Shaking up Search

    Harry Fuecks
    Share

    Indexing looks better with humans

    If you do any reading about search engines the word “algorithm” will jump out at you pretty quick, perhaps with a pinch of MathML, just to make sure the lay-people are truly dazzled. All kinds of lore and mystery surround Google’s search algorithm. Meanwhile IBM have this UIMA-thing for truly smart searching.

    But compare these search results for “PHP SOAP” – http://del.icio.us/search/?all=php+soap and http://www.google.com/search?q=php+soap. Right now Google returns the first result as the long-dead PHP SOAP Toolkit. Meanwhile delicious gives me this tutorial first: PHP Web Services Without SOAP – how does that result compute in terms of relevance?

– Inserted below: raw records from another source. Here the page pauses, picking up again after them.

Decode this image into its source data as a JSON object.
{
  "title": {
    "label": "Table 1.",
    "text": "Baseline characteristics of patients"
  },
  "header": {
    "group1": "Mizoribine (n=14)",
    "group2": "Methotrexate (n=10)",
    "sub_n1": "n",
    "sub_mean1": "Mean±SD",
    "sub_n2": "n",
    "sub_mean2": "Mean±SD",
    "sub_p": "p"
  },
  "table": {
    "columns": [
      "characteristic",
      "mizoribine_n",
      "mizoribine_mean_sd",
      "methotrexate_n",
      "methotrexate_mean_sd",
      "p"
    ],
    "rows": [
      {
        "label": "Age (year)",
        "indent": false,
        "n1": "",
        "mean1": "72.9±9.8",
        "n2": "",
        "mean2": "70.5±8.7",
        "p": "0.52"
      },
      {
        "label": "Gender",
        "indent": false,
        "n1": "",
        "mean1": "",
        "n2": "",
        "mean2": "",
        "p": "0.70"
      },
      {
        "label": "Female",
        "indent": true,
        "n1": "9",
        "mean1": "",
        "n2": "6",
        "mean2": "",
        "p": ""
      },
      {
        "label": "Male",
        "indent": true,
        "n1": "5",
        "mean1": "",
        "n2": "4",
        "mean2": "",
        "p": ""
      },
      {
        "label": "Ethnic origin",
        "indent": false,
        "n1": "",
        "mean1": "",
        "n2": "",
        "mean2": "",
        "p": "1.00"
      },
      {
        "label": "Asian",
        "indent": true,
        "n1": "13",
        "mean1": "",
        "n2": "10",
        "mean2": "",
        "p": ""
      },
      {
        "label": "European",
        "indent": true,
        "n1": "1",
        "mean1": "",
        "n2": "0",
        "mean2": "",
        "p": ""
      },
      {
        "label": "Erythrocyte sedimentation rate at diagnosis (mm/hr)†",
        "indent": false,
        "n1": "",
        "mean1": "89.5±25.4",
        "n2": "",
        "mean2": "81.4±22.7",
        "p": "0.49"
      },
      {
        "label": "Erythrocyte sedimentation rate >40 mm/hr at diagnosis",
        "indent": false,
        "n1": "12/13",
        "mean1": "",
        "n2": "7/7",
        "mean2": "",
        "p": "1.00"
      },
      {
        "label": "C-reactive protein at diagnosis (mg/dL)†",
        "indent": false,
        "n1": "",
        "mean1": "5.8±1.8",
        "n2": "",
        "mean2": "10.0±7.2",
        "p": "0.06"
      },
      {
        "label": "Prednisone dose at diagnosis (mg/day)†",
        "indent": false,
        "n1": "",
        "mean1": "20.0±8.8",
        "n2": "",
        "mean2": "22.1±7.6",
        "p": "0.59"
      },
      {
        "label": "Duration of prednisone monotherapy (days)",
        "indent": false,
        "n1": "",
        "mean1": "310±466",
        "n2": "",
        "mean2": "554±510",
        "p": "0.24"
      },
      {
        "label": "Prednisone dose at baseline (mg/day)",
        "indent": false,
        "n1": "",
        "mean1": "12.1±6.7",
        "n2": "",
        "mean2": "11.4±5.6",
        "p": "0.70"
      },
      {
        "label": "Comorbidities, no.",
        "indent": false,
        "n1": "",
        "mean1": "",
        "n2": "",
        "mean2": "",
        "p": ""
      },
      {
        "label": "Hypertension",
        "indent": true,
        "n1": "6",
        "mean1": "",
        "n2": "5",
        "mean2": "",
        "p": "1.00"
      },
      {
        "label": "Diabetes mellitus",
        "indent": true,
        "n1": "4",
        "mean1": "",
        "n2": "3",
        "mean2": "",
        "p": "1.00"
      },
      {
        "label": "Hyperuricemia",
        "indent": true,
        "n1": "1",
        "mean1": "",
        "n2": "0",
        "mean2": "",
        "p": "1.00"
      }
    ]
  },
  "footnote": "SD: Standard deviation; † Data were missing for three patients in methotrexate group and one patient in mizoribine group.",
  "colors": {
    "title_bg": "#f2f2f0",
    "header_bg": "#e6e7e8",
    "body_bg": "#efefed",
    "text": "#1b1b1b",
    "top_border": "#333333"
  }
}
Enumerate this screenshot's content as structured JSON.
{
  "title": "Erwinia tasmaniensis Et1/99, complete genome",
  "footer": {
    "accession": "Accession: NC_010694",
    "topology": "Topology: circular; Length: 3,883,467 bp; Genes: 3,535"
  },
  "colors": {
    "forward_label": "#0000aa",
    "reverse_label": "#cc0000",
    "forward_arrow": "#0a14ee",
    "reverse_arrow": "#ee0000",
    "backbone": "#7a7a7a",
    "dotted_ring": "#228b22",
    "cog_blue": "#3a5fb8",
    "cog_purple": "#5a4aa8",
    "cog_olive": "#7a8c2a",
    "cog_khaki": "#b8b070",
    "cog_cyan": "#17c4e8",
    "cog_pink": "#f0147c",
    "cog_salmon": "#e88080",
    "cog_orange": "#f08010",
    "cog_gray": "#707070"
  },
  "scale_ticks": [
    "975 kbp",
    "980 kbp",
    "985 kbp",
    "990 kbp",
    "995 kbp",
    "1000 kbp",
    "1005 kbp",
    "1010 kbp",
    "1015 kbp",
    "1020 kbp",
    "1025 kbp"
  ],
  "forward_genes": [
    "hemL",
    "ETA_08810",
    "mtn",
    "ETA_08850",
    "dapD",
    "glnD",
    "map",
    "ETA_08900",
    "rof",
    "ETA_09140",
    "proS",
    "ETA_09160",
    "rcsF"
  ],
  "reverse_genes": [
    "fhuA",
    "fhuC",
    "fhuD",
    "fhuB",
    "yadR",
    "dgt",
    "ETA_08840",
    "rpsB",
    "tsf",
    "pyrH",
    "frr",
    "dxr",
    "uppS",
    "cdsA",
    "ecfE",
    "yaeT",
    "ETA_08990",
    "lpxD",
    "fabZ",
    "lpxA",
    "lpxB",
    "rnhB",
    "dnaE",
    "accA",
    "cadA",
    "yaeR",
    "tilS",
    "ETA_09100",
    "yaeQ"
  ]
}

    Put another way, how smart does your search algorithm need to be for it to be able to return a result like “FatBoy Slim?!? You’re kidding, right? Break beats are dead baby!”

    As I (cynically) pointed out here, humans are great for building search engine indexes. They’re self-maintaining, abundant, smart and distributed. It doesn’t matter how clever your algorithm is – even if you can match a human’s ability to categorize, the economics of doing so will kill you.

    Meanwhile, an interesting point on Reasons Unbeknownst here;

    bloggers are starting to get more traffic from Del.icio.us anyway

    That’s not to say delicious is about about to replace Google – as I see it, delicious is a tool by Nerds for Nerds – I can’t see the concept, in it’s current form, reaching out to non-Nerds until it’s possible for “indexing” to be effortless for someone who’s (actively) spending only an hour a week online. But that’s not the point – to me what’s interesting here is an index built by humans is proving to be at least as good as one build by machine – delicious made the breakthrough here in showing it can be done.

    Distributing Search

    On a parallel tack, if go hunting for “distributed search”, you see a similar phenomenon to search – nerds in pursuit of algorithms to allow giant search indexes to be distributed. They’re stuck on the problem of how to cope lack of resources on the peer.

    But think a similar “human hack” applies here – picking a number, I’d guess that 90%+ of what any given person searches for is on the same basic topic – the things they’re interested in. Most of the time an individual only needs an index of things they’re interested in. That, in itself, doesn’t magically solve all problems but throw in “self organising communities” of the P2P kind and it doesn’t look so remote.

    Anyway. Just retelling what Web 2.0 is already saying.